Nenhum dos dois projetos avançou muito em sua tramitação na Câmara dos Deputados. O primeiro está parado na Comissão de Seguridade Social e Família desde 2019 e o segundo aguarda designação do relator na Comissão de Constituição e Justiça também há três anos. Não chegaram perto de serem analisados no plenário, última instância para aprovação de projetos na casa.

Reginaldo Lopes, do PT, disse que a proposta não teve avanços por conta do governo Jair Bolsonaro, que não tem “empatia popular” e é “desconectado com o mundo real”.

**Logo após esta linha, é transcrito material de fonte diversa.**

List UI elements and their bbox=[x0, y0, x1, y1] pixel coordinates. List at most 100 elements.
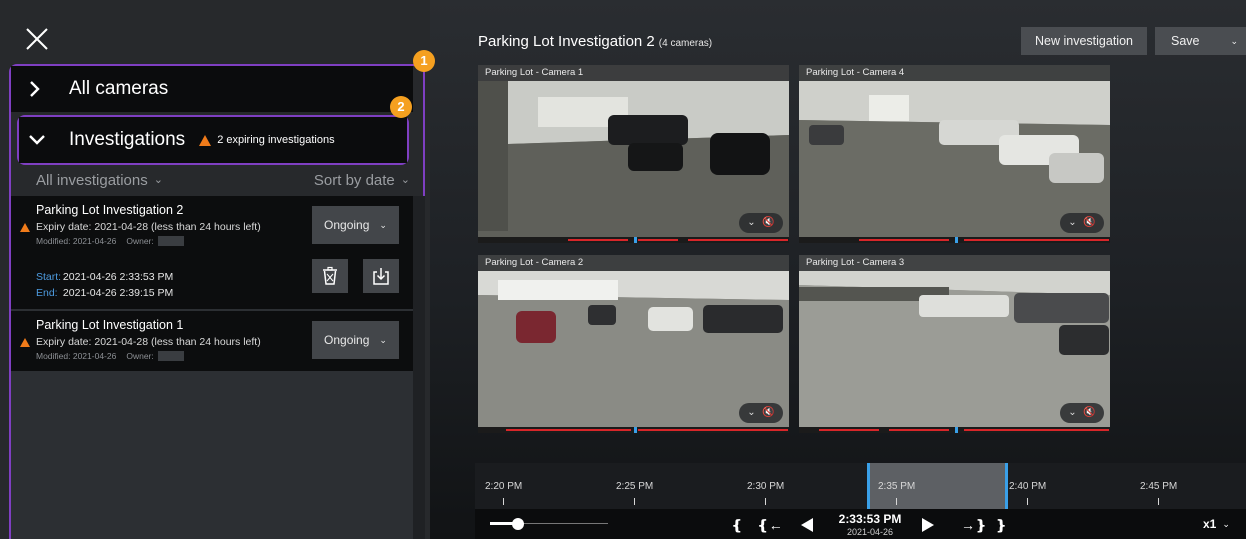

“É impossível ter avanço civilizatório, trazer pautas do século 21 para um governo que não tem a mínima capacidade de elaboração e empatia pela realidade”, afirmou.

Lopes ressaltou que não fala pelo programa do ex-presidente Lula, agora candidato à presidência, mas afirmou que, caso eleito, precisará debater novas ideias estruturais.

“É fundamental que o presidente Lula faça mais mudanças estruturais na sociedade brasileira e que essas mudanças sejam do estado brasileiro para além do seu governo, além dos 4 anos”, disse.